We’ve all heard financial horror stories. And some, you’ll never forget. They hit home and make investors worry, could this happen to me too?
The truth is, there are many threats to a “successful retirement.” Many.
Taking too much risk by owning too much equities. Taking an unsustainably high withdrawal. Not getting Social Security right. Not making sure long-term care needs are insured or funded. The list goes on.
But the worst threat of all could be a very simple, highly overlooked one. Many successful corporate executives put in the best working years of their lives at a company. They climb the ladder, put their kids through college, put money away and are looking at an easy retirement. But unfortunately, they made a simple mistake. They kept the bulk of their savings in their company stock.
Gary Zabroski is a perfect example. He started at GE in 1976, rose to the top of the ladder and retired at 61. He received a nice pension and a nice sum of company stock. But right after he retired, the value of his stock plummeted and is now worth less than half of what it was. GE lost twice as much as Enron and more than twice the combined market capitalization of Lehman Brothers and General Motors during the financial crisis.
Maybe worse, if GE problems continue, the company may not be able to fund its pension liabilities. GE is underfunded by $30 billion, as of the end of 2017.
You’ve worked hard to get where you are. Don’t make it easy for someone to take it away. Download our free eBook: Financial Planning for Millionaires: Five Ways to Protect What You’ve Built (And Avoid Being a Confusopoly Victim). There are a lot of threats you don’t know about yet. Don’t wait until something happens and it’s too late.
GE is a huge employer in the Carolinas. And GE has loss in market value that is one of the biggest in history. If you are an employee of GE and are concerned, we welcome a chat. If your income and your wealth is tied to your company stock, we strongly suggest you diversify.

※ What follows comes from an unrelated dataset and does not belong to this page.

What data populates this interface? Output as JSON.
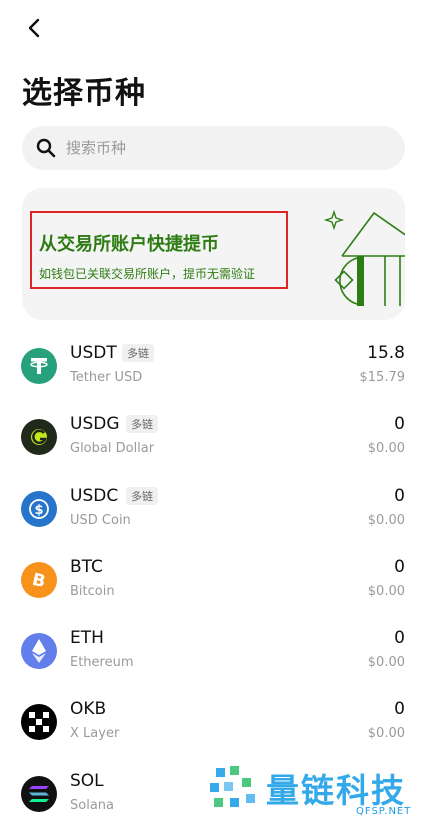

Don’t get me wrong. I can’t tell you if GE will recover. Because GE is one of a select group of companies Morningstar believes has a “wide moat” (20-year competitive advantage), I believe the stock will recover. But that’s not an excuse to be concentrated in a single position!
GE is likely to struggle for some time. Integrating the Alstrom acquisition won’t be an overnight endeavor. Even though the stock is attractive on many metrics, it is not a “buy” in our Great Business portfolio; it is a “sell.” Why? Because its earnings are still going the wrong way. After management gets this back in line, I would, nonetheless, expect the stock to recover.